Obviously, in the years since its release, it’s the characters and performances that have made Tombstone one of the most popular Westerns of all time, but its the attention to detail that really sings. Made for the fairly large budget of $25m (considering 1993’s highest-grossing film, Jurassic Park, was made for $63m), Tombstone used its budget incredibly well. You can see it all on screen in the lovingly faithful reconstruction of the 1881 Gunfight at the OK Corral.
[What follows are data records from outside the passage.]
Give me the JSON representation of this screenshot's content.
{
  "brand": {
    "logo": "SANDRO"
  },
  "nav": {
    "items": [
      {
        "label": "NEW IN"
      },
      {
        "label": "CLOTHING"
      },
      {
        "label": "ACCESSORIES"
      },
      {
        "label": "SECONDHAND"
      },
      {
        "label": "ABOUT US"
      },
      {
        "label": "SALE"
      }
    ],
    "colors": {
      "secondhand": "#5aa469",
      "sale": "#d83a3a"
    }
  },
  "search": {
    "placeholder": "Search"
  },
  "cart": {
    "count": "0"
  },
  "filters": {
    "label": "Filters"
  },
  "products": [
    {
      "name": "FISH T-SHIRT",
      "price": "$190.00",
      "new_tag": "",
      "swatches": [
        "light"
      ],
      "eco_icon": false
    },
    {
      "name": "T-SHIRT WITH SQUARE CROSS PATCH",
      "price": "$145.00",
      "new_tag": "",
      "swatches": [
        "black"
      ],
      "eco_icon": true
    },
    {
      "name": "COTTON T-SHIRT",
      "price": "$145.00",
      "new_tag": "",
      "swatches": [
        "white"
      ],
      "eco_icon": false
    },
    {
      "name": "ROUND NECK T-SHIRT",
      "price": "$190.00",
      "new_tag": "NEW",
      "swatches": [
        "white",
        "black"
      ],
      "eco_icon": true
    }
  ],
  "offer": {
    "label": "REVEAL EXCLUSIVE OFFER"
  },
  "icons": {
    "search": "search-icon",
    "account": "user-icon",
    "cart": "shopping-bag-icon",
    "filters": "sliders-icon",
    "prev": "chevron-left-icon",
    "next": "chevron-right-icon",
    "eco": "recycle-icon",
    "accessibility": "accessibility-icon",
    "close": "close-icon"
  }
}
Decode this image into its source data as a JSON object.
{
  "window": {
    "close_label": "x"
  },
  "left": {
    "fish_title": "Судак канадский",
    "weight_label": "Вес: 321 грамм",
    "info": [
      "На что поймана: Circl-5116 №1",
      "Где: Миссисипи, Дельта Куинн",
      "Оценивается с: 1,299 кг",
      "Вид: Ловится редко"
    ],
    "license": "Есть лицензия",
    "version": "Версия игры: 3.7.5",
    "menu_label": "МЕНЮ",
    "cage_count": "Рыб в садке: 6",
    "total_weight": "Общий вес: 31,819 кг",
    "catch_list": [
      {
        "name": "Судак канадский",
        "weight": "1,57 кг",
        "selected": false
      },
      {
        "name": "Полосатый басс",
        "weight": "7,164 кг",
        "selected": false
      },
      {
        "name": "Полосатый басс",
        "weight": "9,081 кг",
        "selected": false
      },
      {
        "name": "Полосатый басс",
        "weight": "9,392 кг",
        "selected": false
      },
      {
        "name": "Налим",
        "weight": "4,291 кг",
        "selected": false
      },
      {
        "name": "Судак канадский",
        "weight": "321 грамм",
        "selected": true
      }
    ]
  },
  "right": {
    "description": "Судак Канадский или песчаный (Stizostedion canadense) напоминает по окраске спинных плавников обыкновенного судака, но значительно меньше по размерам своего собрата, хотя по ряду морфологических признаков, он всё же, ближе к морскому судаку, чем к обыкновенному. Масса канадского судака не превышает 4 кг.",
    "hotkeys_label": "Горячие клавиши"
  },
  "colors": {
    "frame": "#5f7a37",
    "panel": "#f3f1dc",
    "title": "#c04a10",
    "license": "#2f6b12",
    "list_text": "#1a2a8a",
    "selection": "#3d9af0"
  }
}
Despite the inevitable accusations of over-sensationalism, Tombstone has been praised for its historical accuracy, but the more important fact to consider is that when collective consciousness turns back to the OK Corral – a relatively insignificant event in real history, according to experts – it’s this version that is more often than not conjured. The laser-precise accuracy of costumes, character looks, language usage, and guns – and the commitment to shoot on location in Tombstone – are so evocative that they transcend any urge to fictionalize the events for Hollywood. And it’s the little things like Russell’s mustache integrity that really make the difference.